Empirical evaluations were conducted on established datasets, namely CASME II, SAMM, and SMIC, showing MOL's superiority over existing methods in terms of accuracy and weighted F1 scores. It's relevant to note that MOL stands aside from other methods by not requiring prior knowledge of key frames, a constraint many prior systems carry. This flexibility owes much to the framework's comprehensive design and capable multitask learning, utilizing optical flow estimation and facial landmark detection as auxiliary tasks boosting the main MER task. Interestingly, the results indicated that both auxiliary tasks significantly aided MER, with optical flow estimation proving slightly more critical among the two.

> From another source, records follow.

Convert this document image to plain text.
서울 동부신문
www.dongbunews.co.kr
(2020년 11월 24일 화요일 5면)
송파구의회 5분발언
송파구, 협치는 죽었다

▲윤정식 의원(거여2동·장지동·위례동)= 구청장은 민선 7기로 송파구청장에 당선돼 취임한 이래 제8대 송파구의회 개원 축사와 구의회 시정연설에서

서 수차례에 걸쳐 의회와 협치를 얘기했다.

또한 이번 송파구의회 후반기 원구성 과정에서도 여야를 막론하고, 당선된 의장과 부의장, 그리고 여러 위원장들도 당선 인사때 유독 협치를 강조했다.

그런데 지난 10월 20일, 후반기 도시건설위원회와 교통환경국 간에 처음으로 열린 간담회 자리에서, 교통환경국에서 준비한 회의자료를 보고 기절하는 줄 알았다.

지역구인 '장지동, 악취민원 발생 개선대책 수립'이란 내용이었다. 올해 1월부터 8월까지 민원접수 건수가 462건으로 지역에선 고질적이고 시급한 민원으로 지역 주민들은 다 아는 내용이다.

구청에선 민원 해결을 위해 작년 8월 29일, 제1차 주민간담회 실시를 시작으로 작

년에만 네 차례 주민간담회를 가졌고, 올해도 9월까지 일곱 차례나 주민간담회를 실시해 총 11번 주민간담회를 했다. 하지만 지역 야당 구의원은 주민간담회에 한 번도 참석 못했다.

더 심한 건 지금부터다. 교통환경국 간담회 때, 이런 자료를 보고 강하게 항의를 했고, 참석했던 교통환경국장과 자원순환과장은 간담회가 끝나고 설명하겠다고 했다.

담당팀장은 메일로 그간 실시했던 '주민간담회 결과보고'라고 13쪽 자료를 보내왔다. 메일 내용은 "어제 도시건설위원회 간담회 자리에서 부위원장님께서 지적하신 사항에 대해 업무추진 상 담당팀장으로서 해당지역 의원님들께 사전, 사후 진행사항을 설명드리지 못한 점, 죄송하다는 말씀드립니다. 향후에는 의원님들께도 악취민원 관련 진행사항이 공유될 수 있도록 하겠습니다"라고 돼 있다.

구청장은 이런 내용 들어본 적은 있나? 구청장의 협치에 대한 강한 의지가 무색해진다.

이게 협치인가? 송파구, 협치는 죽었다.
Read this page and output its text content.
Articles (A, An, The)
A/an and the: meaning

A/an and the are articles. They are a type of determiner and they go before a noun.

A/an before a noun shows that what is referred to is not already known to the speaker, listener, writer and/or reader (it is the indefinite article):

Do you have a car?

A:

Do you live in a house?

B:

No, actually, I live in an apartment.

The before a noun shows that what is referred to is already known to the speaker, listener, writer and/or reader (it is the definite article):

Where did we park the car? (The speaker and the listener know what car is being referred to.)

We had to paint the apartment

The incorporation of known datasets, alongside the decision to handle raw frame images directly, indicates MOL's design robustness and improved generalization capabilities across different expression categories and unseen samples. Importantly, the proposal answers a fundamental challenge in deep learning-powered solutions for MER: handling small-scale datasets through auxiliary task sharing and a robust feature extraction mechanism within F5C blocks.

Theoretical contributions align well with the implementation, potentially guiding future developments in deep learning frameworks tackling MER and similar computer vision tasks. The framework leverages and innovates on multitask learning paradigms, suggesting broader applications beyond micro-expression recognition as it adapts multiple subtasks to inform a more accurate detection and classification pipeline.

In summary, MOL surpasses many existing methods, depicting a promising trajectory for comprehensive facial action recognition systems. Its design reflects a mature appreciation of the intrinsic difficulties associated with micro-expression recognition and offers a robust alternative ready for further exploration. This line of research opens pathways for subsequent AI systems to seamlessly integrate multiple tasks, promising more accurate representations and analyses of subtle, often subconscious, human emotions captured through facial expressions.